Prior to the premiere of Holy Motors at Cannes this year, Leos Carax had made just four features in the last 28 years, and yet those four films comprised a formidable body of work: Boy Meets Girl (1984); Mauvais Sang (a.k.a. Bad Blood, ’86); The Lovers on the Bridge (a.k.a. Les Amants du Pont-Neuf, ’91); and Pola X (’99). Taken together, the movies chart his progression from charming enfant terrible to maestro of deranged spectacles.
Carax’s third film, Les Amants du Pont-Neuf was one of those seemingly accursed movies cherished by cinema history but which prove ruinous to the people actually involved in making them. Scandalously expensive by the standards of the French film industry at the time (almost $30 million), Les Amants became France’s very own Heaven’s Gate, a bomb that bankrupted its producers and studio and met with critical dismissal upon its release. It finally came out in the U.S. in 1999, under the title The Lovers on the Bridge.
The French have their own term for this type of boondoggle: folie de grandeur. The movie’s budget ballooned because of the principal set, a grandiose re-creation in the south of France of the Pont-Neuf, the oldest bridge in Paris, and its entire surrounding neighborhood.
As Les Amants opens, the Pont-Neuf is being renovated for the French Bicentennial celebrations of 1989, only work has been halted and the bridge is closed off to traffic. Living literally among the rubble of the construction project is Alex (Levant), a grimy street performer who ekes out a living twirling a flaming baton and breathing fire for tourists. The scene of Alex doing his routine is one of Carax’s most mesmerizing montages, and Levant, a former acrobat, is remarkable to watch in it.
This being a Carax film, boy must meet girl, and Alex’s world is rocked by the arrival of Michele (Juliette Binoche, sporting an eye-patch), a mentally unstable painter from a far more affluent realm who’s losing her sight to a degenerative eye disease. Michele’s presence on the bridge is like a miracle for Alex. He serves as her guide into a hardscrabble, homeless existence, and as they become lovers they briefly carve out a hermetic little paradise in society’s shadow.
The movie’s depiction of homelessness is impressively unsentimental. The audience can feel how uncomfortable and bleak life on the bridge is, and as summer gives way to fall in the story the chill is unmistakable. Remarkably, the leads don’t come across as actors slumming it as tramps — both Alex and Michele are pitted, scabby, seemingly dazed from hunger, and ultimately reduced to a glassy-eyed stagger.
Carax grounds the couple in a rank, pitiless reality in order to make the romance all the more extraordinary. In the depths of Paris’ most squalid milieu, his lovers discover a hidden city, their own private, ineffably romantic nighttime world, where they can experience grace, passion, even fleeting salvation. A high point, for them and for the audience, comes one night during the Bicentennial when Alex steals a police boat and takes Michele water-skiing down the Seine, as fireworks cascade over the water. The couple appropriates a public spectacle to attain their own ecstatic release.

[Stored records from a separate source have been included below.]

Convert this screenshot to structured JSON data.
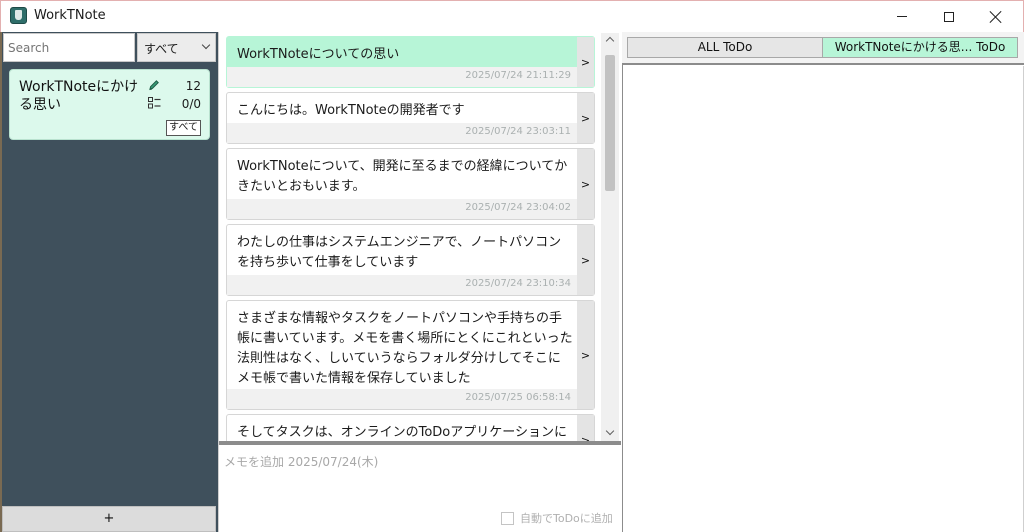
{
  "app": {
    "title": "WorkTNote",
    "window_controls": [
      "minimize",
      "maximize",
      "close"
    ]
  },
  "sidebar": {
    "search_placeholder": "Search",
    "filter_selected": "すべて",
    "notes": [
      {
        "title": "WorkTNoteにかける思い",
        "memo_count": "12",
        "todo_progress": "0/0",
        "button_label": "すべて",
        "color": "#dcf9ec"
      }
    ],
    "add_label": "+"
  },
  "memos": [
    {
      "text": "WorkTNoteについての思い",
      "date": "2025/07/24 21:11:29",
      "highlight": true
    },
    {
      "text": "こんにちは。WorkTNoteの開発者です",
      "date": "2025/07/24 23:03:11"
    },
    {
      "text": "WorkTNoteについて、開発に至るまでの経緯についてかきたいとおもいます。",
      "date": "2025/07/24 23:04:02"
    },
    {
      "text": "わたしの仕事はシステムエンジニアで、ノートパソコンを持ち歩いて仕事をしています",
      "date": "2025/07/24 23:10:34"
    },
    {
      "text": "さまざまな情報やタスクをノートパソコンや手持ちの手帳に書いています。メモを書く場所にとくにこれといった法則性はなく、しいていうならフォルダ分けしてそこにメモ帳で書いた情報を保存していました",
      "date": "2025/07/25 06:58:14"
    },
    {
      "text": "そしてタスクは、オンラインのToDoアプリケーションに追加し、ど",
      "date": ""
    }
  ],
  "memo_arrow": ">",
  "memo_input": {
    "placeholder": "メモを追加 2025/07/24(木)",
    "auto_todo_label": "自動でToDoに追加",
    "auto_todo_checked": false
  },
  "todo_tabs": [
    {
      "label": "ALL ToDo",
      "active": false
    },
    {
      "label": "WorkTNoteにかける思... ToDo",
      "active": true
    }
  ],
  "colors": {
    "sidebar_bg": "#3f505c",
    "highlight": "#b7f5d7",
    "note_card": "#dcf9ec"
  }
}
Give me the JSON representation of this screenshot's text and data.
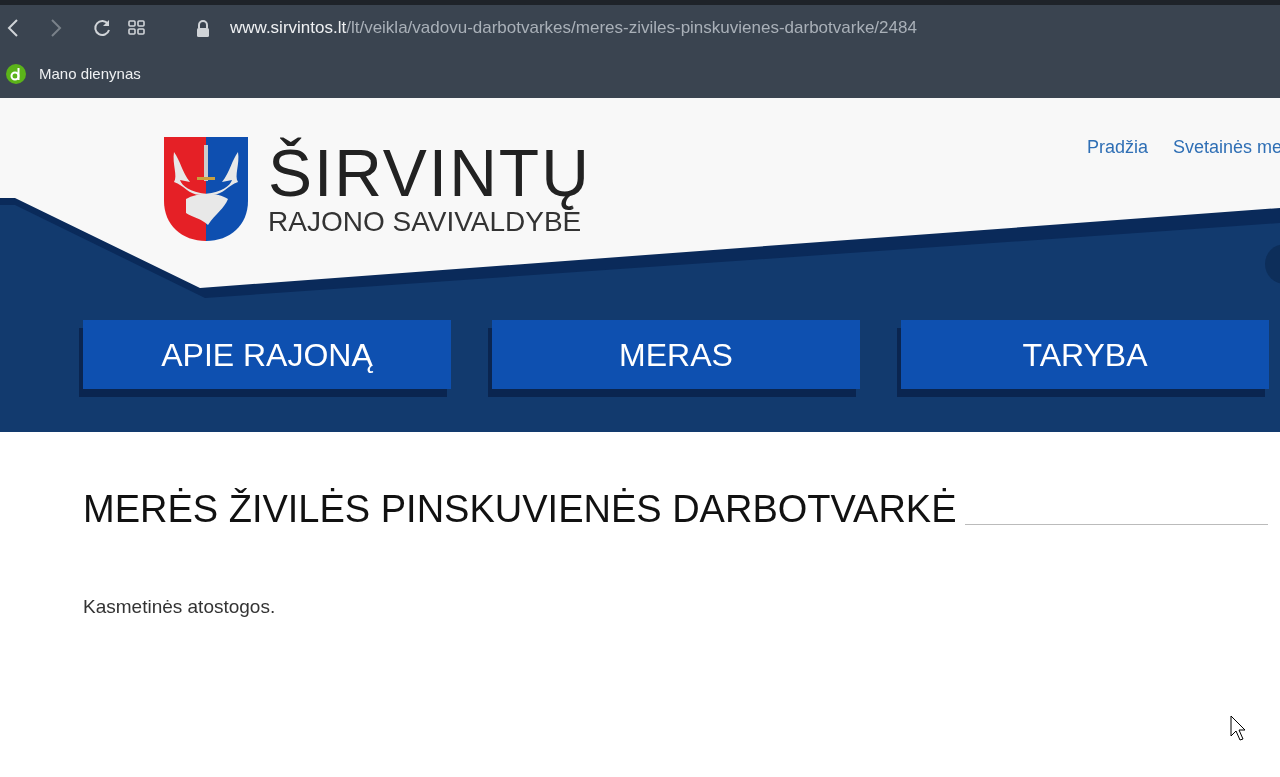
{
  "browser": {
    "url_host": "www.sirvintos.lt",
    "url_path": "/lt/veikla/vadovu-darbotvarkes/meres-ziviles-pinskuvienes-darbotvarke/2484",
    "bookmarks": [
      {
        "label": "Mano dienynas"
      }
    ]
  },
  "site": {
    "logo_title": "ŠIRVINTŲ",
    "logo_subtitle": "RAJONO SAVIVALDYBĖ",
    "top_links": [
      "Pradžia",
      "Svetainės me"
    ],
    "nav": [
      "APIE RAJONĄ",
      "MERAS",
      "TARYBA"
    ]
  },
  "page": {
    "title": "MERĖS ŽIVILĖS PINSKUVIENĖS DARBOTVARKĖ",
    "text": "Kasmetinės atostogos."
  }
}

Similarly, in the defining money shot of Carax’s career (and what a lot of money it must’ve cost), the camera pans to follow Alex and Michele as they dance their way across the rubble-strewn Pont-Neuf, while fireworks provide explosions and pinwheels of color behind them, and the soundtrack segues from Iggy Pop to classical to Gallic hip-hop within the space of 60 seconds or so. No one genre of music can express the emotion of the moment. The shot realizes a delirious vision; Carax can probably be forgiven if he assumed it justified a little profligacy on his part.
The tension of the movie comes from seeing how long Alex and Michele can preserve their unlikely affair. They’re beset not only by the acutely rendered hardships of weather, disease and poverty, but also by the authorities, who will eventually reclaim the Pont-Neuf. An even bigger threat is the inescapable fact that Michele and Alex come from different worlds. (The bridge has to bear more and more symbolic weight as the film progresses.) Michele may have fled her sophisticated background, but there’s no question she belongs somewhere other than the bridge, whereas it’s hard to imagine anywhere else that Alex could go — and he knows it. Thus their love contains the seeds of its own destruction. The clock is always running out.
Unfortunately, just as Les Amants seems to be building toward a tragic climax, it comes almost nonsensically undone. By his own admission, Carax comes up with scenarios, not fully developed screenplays; the episodic nature of Les Amants makes plain the strengths and flaws of this approach. Carax was clearly drawn to the predicament of the lovers on the bridge, not to figuring out where they should proceed from there. The movie is perfectly attuned to the painful affair it depicts — it doesn’t know how to come to an end. Carax settles for a denouement that feels tacked-on and unconvincing.
Les Amants isn’t all it’s Carax-ed up to be. The viewer is left with a collection of memorable, even unforgettable moments. But moments don’t make a masterpiece.